Secondly, I have been seeking to live a more intentional life, in my own spiritual formation and in how I engage people. I have taken to do most of my work beyond my office, in coffee shops for the intention of being known and getting to know our community. Amy and I have invited a college student (and my wonderful JH director) to live with us, not as a favor but because we value sharing our lives with other people. Part of this little experiment includes creating an intentionally communional (a word coined by Mark Ostreicher at Youth Specialties...I love it) environment and life. We are all getting up together to begin our mornings in prayer together, followed by breakfast together. We have opted (most nights) to shut off the television and engage one another in life, conversation, and laughter. We have spent most evenings bringing others into our little community, and it has been wonderful. Part of this intentionality for me includes devoting more set aside time to spiritual practices, hence the morning prayer and breakfast. I want to bring Thomas a Kempis into this.

Since I have fallen pretty far short on virtually every series I've endeavored to start here on this blog, I'm only going to say this. My hope is to read just a short paragraph everyday (Thomas breaks each chapter into two or three short paragraphs) and offer a short reflection on each one. If I miss a day on the blog, that may mean that I missed a day myself, or it might just mean that I didn't have a chance to post. However, I'd like to invite you all into my conversation with Thomas.

Finally, I'll also be posting some of my reflections on our youth blog at church. My hope is that students will be intrigued and maybe even inspired to take a peek at The Imitation of Christ themselves. Would you care to join me? I'll be starting Monday, January 21. Anyone?

Wednesday, January 16, 2008

Tagged by Josh, called out by Jonathan

So I got tagged by Josh, and got an email from Jonathan calling me out for not posting in over a month. So, I'm back, I guess.

1) One book that changed my life: I find it exceptionally difficult to choose just one, as many books have influenced the direction of my life. I'll say that Barth's Church Dogmatics IV/3.2 most recently redirected my life. Without reading his section on the church for the world, I don't think I would have rethought my vocational direction and I would not be in youth ministry right now. That's a pretty big change, I suppose.

2) One book you have read more than once: Discipleship by Dietrich Bonhoeffer. Every one should read it once, and when you do, you'll read it again.

3) One book you would want on a desert island: Chronicles of Narnia (all combined in one volume so its one book).

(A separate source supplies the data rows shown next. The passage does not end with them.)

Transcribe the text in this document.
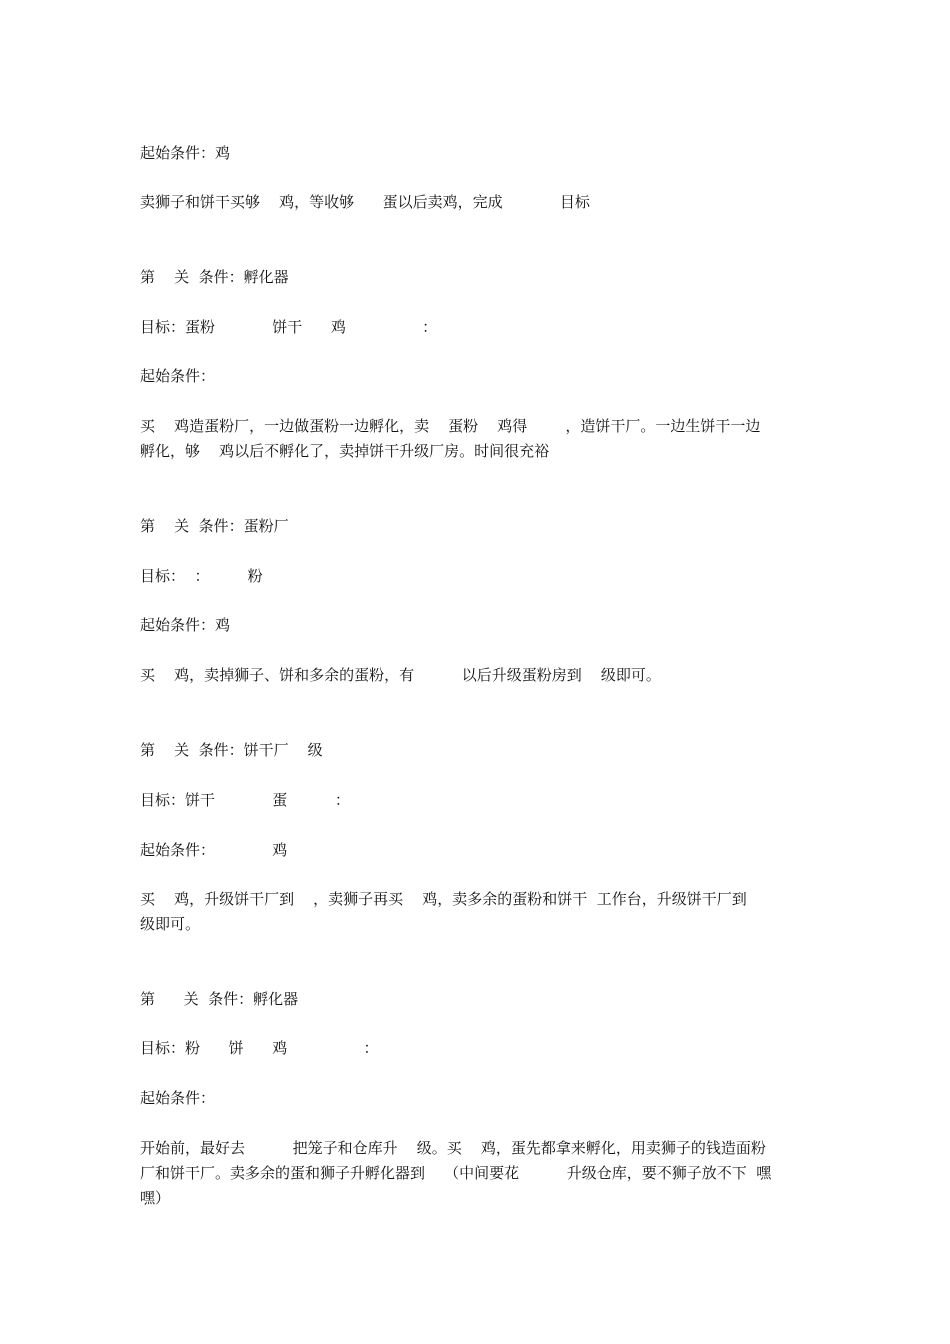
起始条件：鸡

卖狮子和饼干买够    鸡，等收够      蛋以后卖鸡，完成            目标

第    关  条件：孵化器

目标：蛋粉            饼干      鸡                ：

起始条件：

买    鸡造蛋粉厂，一边做蛋粉一边孵化，卖    蛋粉    鸡得        ，造饼干厂。一边生饼干一边

孵化，够    鸡以后不孵化了，卖掉饼干升级厂房。时间很充裕

第    关  条件：蛋粉厂

目标：  ：        粉

起始条件：鸡

买    鸡，卖掉狮子、饼和多余的蛋粉，有          以后升级蛋粉房到    级即可。

第    关  条件：饼干厂    级

目标：饼干            蛋          ：

起始条件：            鸡

买    鸡，升级饼干厂到    ，卖狮子再买    鸡，卖多余的蛋粉和饼干  工作台，升级饼干厂到

级即可。

第      关  条件：孵化器

目标：粉      饼      鸡                ：

起始条件：

开始前，最好去          把笼子和仓库升    级。买    鸡，蛋先都拿来孵化，用卖狮子的钱造面粉

厂和饼干厂。卖多余的蛋和狮子升孵化器到    （中间要花          升级仓库，要不狮子放不下  嘿

嘿）
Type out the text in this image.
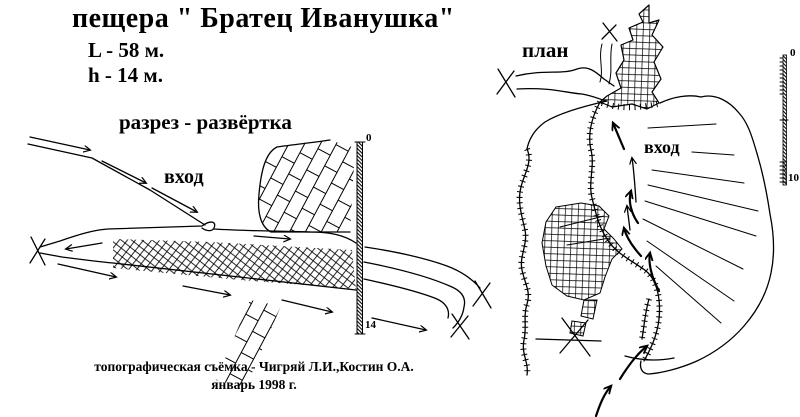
пещера " Братец Иванушка"
L - 58 м.
h - 14 м.
разрез - развёртка
вход
0
14
план
вход
0
10
топографическая съёмка - Чигряй Л.И.,Костин О.А.
январь 1998 г.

4) Two books that made you laugh: Irresistible Revolution and Grudem's Systematic Theology

5) One book that made you cry: Irresistible Revolution

6) One book you wish you'd written: The Brother's Karamazov. So honest and real and true. A close second would be Life Together by Bonhoeffer. To be able to write from such an experience of genuine Christian community with the brilliance and passion and discipline that Bonhoeffer does makes me long for something similar.

7) One book you wish had never been written: Mein Kampf.

8) Two books you are currently reading: Revisiting Relational Youth Ministry by Andrew Root and Intuitive Leadership by Tim Keel. There are others too.

9) One book you've been meaning to read: The Imitation of Christ by Thomas a Kempis (or Imitatio Christi)

10) Five people that I tag: Jeff Lee, Josh Johnson, Don Coleman, WTM, and Jenell Paris.